Summary for Lay Audience

This multidisciplinary study utilized feminist concepts in order to develop a more comprehensive understanding of the current situation for female athletes in the sports context, particularly elite women athletes in Canada and China and their experiences during the Tokyo 2020 Summer Olympic Games and the Beijing 2022 Winter Olympic Games. The first part outlines predominant ethical issues from primarily the philosophy and history of sport literature and is part of the literature review. The context for women in sport and the content of masculinity and sexuality, the history of sexual segregation and its current replacement rules, and autonomy and paternalism for female athletes, are all an important part of the story. Each of these topics could be expanded into a full dissertation.

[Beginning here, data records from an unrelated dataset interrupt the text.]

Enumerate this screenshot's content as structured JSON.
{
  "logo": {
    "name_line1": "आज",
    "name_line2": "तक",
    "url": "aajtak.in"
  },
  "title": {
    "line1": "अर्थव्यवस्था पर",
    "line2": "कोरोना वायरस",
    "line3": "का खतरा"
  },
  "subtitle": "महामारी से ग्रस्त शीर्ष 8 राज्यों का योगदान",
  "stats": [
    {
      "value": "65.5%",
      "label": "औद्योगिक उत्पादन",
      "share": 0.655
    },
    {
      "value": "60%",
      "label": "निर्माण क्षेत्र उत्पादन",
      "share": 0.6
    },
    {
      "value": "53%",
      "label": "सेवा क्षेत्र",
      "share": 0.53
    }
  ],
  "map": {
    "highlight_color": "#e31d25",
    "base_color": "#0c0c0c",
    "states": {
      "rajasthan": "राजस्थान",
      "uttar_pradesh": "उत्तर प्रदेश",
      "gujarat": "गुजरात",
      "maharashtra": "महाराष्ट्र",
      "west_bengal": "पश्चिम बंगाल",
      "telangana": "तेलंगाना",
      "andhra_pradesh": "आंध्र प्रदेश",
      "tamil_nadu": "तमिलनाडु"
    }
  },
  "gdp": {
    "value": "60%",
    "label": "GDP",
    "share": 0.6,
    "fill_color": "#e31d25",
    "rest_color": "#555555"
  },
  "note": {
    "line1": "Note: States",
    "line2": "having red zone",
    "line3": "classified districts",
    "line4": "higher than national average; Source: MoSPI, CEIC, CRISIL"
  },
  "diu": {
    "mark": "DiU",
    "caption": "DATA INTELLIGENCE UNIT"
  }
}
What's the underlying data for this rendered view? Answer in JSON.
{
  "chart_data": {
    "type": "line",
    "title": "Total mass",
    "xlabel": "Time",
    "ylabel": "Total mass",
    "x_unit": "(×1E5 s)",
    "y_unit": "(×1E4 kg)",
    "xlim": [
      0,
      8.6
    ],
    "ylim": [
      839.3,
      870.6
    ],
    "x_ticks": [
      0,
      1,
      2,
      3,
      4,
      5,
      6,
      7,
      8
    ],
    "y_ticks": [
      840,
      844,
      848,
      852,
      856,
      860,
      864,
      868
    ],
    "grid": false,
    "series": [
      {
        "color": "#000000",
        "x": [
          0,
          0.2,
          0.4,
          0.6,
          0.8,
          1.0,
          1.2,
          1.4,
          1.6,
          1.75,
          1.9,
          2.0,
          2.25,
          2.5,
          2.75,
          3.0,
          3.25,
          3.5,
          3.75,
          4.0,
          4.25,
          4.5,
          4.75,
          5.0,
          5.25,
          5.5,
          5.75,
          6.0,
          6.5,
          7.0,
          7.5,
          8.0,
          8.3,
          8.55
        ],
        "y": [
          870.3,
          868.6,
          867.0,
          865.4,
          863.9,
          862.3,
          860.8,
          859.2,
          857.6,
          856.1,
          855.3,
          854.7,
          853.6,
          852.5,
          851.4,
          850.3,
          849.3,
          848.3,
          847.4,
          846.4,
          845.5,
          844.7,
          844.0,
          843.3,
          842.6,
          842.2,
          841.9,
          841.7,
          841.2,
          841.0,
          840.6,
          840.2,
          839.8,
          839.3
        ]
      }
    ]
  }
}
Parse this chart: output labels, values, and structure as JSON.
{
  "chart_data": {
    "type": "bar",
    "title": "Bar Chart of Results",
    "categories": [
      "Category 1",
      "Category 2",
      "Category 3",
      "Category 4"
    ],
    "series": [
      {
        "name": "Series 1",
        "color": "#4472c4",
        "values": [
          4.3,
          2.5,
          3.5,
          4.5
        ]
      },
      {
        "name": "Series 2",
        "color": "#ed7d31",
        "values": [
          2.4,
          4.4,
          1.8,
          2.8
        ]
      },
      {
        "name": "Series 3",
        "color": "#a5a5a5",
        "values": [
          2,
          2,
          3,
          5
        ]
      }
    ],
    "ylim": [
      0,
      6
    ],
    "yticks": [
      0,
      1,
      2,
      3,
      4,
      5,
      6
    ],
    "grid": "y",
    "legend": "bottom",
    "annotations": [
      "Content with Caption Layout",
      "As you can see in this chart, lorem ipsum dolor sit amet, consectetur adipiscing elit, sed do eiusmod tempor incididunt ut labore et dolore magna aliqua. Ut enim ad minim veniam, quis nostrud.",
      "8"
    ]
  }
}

However, I have tried to use a multidisciplinary kind of puzzle game to demonstrate how these ethical issues have shaped and are shaping female athletes in sports. Barriers that stem from these issues are representative of not only pre-existing discrimination against female athletes, but also the socialized gender culture which has decision-making power during the global pandemic. The study also utilized methods of semi-structured interviews, social media content analysis and comparative analysis. Some predominant barriers for female athletes were training and living accessibility; motivation as elite athletes; mental stress; lack of resources for coping with COVID-19. Media content analysis was a comprehensive tool to better understand of Chinese female athletes for their experience during COVID-19. The comparative study between Chinese and Canadian female athletes identified the differences and similarities in coping strategies. Chinese female athletes met a lower level of barriers with a secure training environment stemming from its sports system. In contrast, Canadian female athletes had addressed more obstacles, but multiple resources were available for athletes to use. The result was that athletes from two countries had relatively sufficient resilience to return to sports. The third part identifies and explains the challenge that pre-pandemic barriers provided a social context for female athletes during COVID-19. This social context included the existing discrimination against female athletes where the global pandemic reflected and stressed those issues with masculinity and sexuality.